Goat Flu? You’ve got to be kidding!
Once again the media pundits have proven that they will do anything for a headline. Not satisfied with the damage they did to the pork industry by misrepresenting H1N1, they have now turned their attention to goats.
A number of cases of Q fever have surfaced in the Netherlands, prompting a knee-jerk reaction by government officials, culling sheep flocks and goat herds testing positive for the disease. The unofficial number of animals to be killed is between 15,000 and 20,000, mainly goats, to help prevent further spread of the disease. All infected sheep and goats that have been vaccinated will be slaughtered, as will all pregnant goats and sheep on farms where the disease has been identified.
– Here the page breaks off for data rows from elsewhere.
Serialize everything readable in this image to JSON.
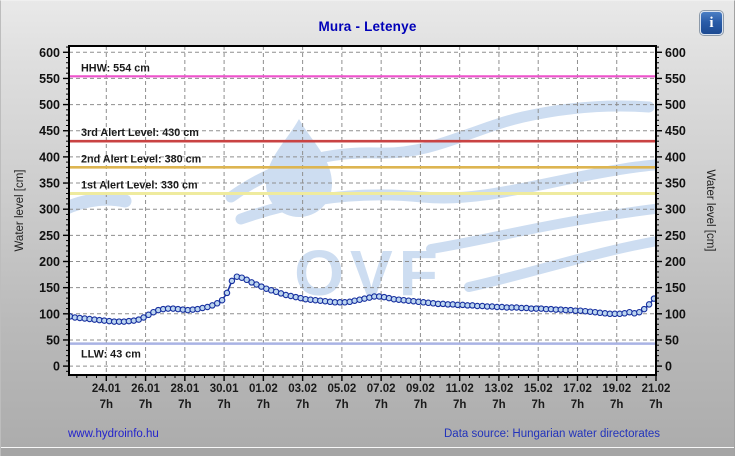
{
  "header": {
    "title": "Mura - Letenye",
    "info_glyph": "i"
  },
  "footer": {
    "site_link": "www.hydroinfo.hu",
    "data_source": "Data source: Hungarian water directorates"
  },
  "chart_data": {
    "type": "line",
    "title": "Mura - Letenye",
    "ylabel_left": "Water level [cm]",
    "ylabel_right": "Water level [cm]",
    "ylim": [
      -17,
      612
    ],
    "yticks_major": [
      0,
      50,
      100,
      150,
      200,
      250,
      300,
      350,
      400,
      450,
      500,
      550,
      600
    ],
    "y_minor_step": 10,
    "grid": true,
    "grid_color": "#8f8f8f",
    "background": "#ffffff",
    "watermark_text": "OVF",
    "watermark_color": "#cdddf1",
    "x_axis": {
      "days_total": 29.9,
      "tick_first_day": 1.9,
      "tick_step_days": 2,
      "minor_step_days": 0.5,
      "tick_labels": [
        "24.01",
        "26.01",
        "28.01",
        "30.01",
        "01.02",
        "03.02",
        "05.02",
        "07.02",
        "09.02",
        "11.02",
        "13.02",
        "15.02",
        "17.02",
        "19.02",
        "21.02"
      ],
      "tick_sublabel": "7h"
    },
    "reference_lines": [
      {
        "label": "HHW: 554 cm",
        "value": 554,
        "color": "#ee52cc",
        "width": 2.2,
        "label_side": "above"
      },
      {
        "label": "3rd Alert Level: 430 cm",
        "value": 430,
        "color": "#c94343",
        "width": 2.6,
        "label_side": "above"
      },
      {
        "label": "2nd Alert Level: 380 cm",
        "value": 380,
        "color": "#ddb551",
        "width": 2.6,
        "label_side": "above"
      },
      {
        "label": "1st Alert Level: 330 cm",
        "value": 330,
        "color": "#efeb9e",
        "width": 3.0,
        "label_side": "above"
      },
      {
        "label": "LLW: 43 cm",
        "value": 43,
        "color": "#a9b3e4",
        "width": 2.6,
        "label_side": "below"
      }
    ],
    "series": [
      {
        "name": "water level",
        "line_color": "#17309f",
        "marker_fill": "#bdd6f0",
        "start_day": 0.05,
        "end_day": 29.8,
        "values": [
          95,
          93,
          92,
          91,
          90,
          89,
          88,
          87,
          86,
          85,
          85,
          85,
          86,
          87,
          89,
          93,
          98,
          103,
          107,
          109,
          110,
          110,
          109,
          108,
          107,
          108,
          109,
          111,
          113,
          116,
          120,
          126,
          140,
          163,
          171,
          169,
          165,
          160,
          156,
          152,
          148,
          145,
          142,
          139,
          136,
          134,
          132,
          130,
          128,
          127,
          126,
          125,
          124,
          123,
          122,
          122,
          122,
          123,
          125,
          127,
          129,
          131,
          133,
          133,
          132,
          130,
          128,
          127,
          126,
          125,
          124,
          123,
          122,
          121,
          120,
          119,
          119,
          118,
          118,
          117,
          117,
          116,
          116,
          115,
          115,
          114,
          114,
          113,
          113,
          112,
          112,
          112,
          111,
          111,
          110,
          110,
          110,
          109,
          109,
          108,
          108,
          107,
          107,
          106,
          106,
          105,
          104,
          103,
          102,
          101,
          100,
          100,
          100,
          101,
          103,
          101,
          103,
          109,
          118,
          129
        ]
      }
    ]
  }
}
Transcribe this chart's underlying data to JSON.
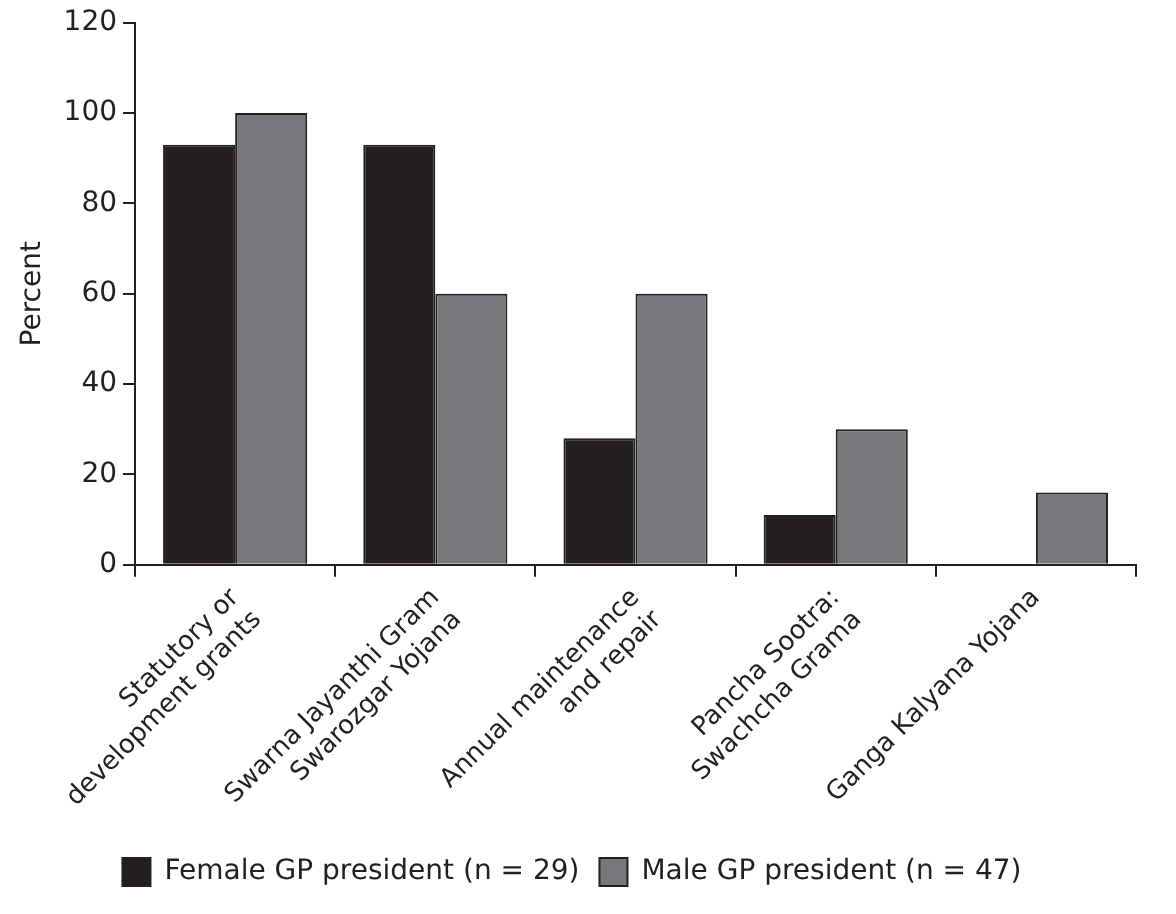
{
  "chart_data": {
    "type": "bar",
    "ylabel": "Percent",
    "categories": [
      "Statutory or development grants",
      "Swarna Jayanthi Gram Swarozgar Yojana",
      "Annual maintenance and repair",
      "Pancha Sootra: Swachcha Grama",
      "Ganga Kalyana Yojana"
    ],
    "series": [
      {
        "name": "Female GP president (n = 29)",
        "color": "#231f20",
        "values": [
          93,
          93,
          28,
          11,
          0
        ]
      },
      {
        "name": "Male GP president (n = 47)",
        "color": "#77787b",
        "values": [
          100,
          60,
          60,
          30,
          16
        ]
      }
    ],
    "ylim": [
      0,
      120
    ],
    "yticks": [
      0,
      20,
      40,
      60,
      80,
      100,
      120
    ],
    "grid": false,
    "legend": "bottom"
  }
}
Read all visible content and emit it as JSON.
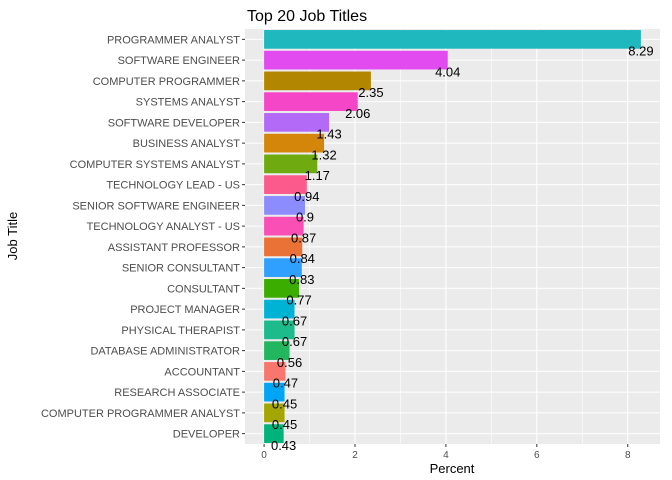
{
  "chart_data": {
    "type": "bar",
    "orientation": "horizontal",
    "title": "Top 20 Job Titles",
    "xlabel": "Percent",
    "ylabel": "Job Title",
    "xlim": [
      -0.42,
      8.71
    ],
    "xticks": [
      0,
      2,
      4,
      6,
      8
    ],
    "grid": true,
    "legend": "none",
    "panel_background": "#ebebeb",
    "grid_color": "#ffffff",
    "categories": [
      "PROGRAMMER ANALYST",
      "SOFTWARE ENGINEER",
      "COMPUTER PROGRAMMER",
      "SYSTEMS ANALYST",
      "SOFTWARE DEVELOPER",
      "BUSINESS ANALYST",
      "COMPUTER SYSTEMS ANALYST",
      "TECHNOLOGY LEAD - US",
      "SENIOR SOFTWARE ENGINEER",
      "TECHNOLOGY ANALYST - US",
      "ASSISTANT PROFESSOR",
      "SENIOR CONSULTANT",
      "CONSULTANT",
      "PROJECT MANAGER",
      "PHYSICAL THERAPIST",
      "DATABASE ADMINISTRATOR",
      "ACCOUNTANT",
      "RESEARCH ASSOCIATE",
      "COMPUTER PROGRAMMER ANALYST",
      "DEVELOPER"
    ],
    "values": [
      8.29,
      4.04,
      2.35,
      2.06,
      1.43,
      1.32,
      1.17,
      0.94,
      0.9,
      0.87,
      0.84,
      0.83,
      0.77,
      0.67,
      0.67,
      0.56,
      0.47,
      0.45,
      0.45,
      0.43
    ],
    "value_labels": [
      "8.29",
      "4.04",
      "2.35",
      "2.06",
      "1.43",
      "1.32",
      "1.17",
      "0.94",
      "0.9",
      "0.87",
      "0.84",
      "0.83",
      "0.77",
      "0.67",
      "0.67",
      "0.56",
      "0.47",
      "0.45",
      "0.45",
      "0.43"
    ],
    "colors": [
      "#1EB8BE",
      "#E14BF0",
      "#B38600",
      "#F546C8",
      "#B36BF7",
      "#D4860B",
      "#6EAA10",
      "#FA5A8C",
      "#8C8CFF",
      "#FA4FB5",
      "#EB7236",
      "#2FA0FF",
      "#3AAD00",
      "#00B3D4",
      "#1DBA8C",
      "#22B65E",
      "#F8766D",
      "#00A6F5",
      "#A3A500",
      "#00B37A"
    ]
  }
}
Seems a bit extreme to me, since all that would really have been necessary would have been to dry off infected lactating does and make sure no one drinks the milk, which would be about the only way to contract the disease short of physical contact with the animals. (Pasteurizing the milk should have resolved the problem anyway.) Infected goats could be treated, then culled only if they were chronic cases, a statistically low probability.
But of course there would have been no hysteria attached to a reasonable, rational approach to limiting spread of the disease and what’s the fun in that? Politicians have to appear to be doing something and they will invariably choose the emotionally-charged overreaction in favor of the moderate, science-based solution every time. And of course the media lives for the sensational – trust me, I used to be one of them.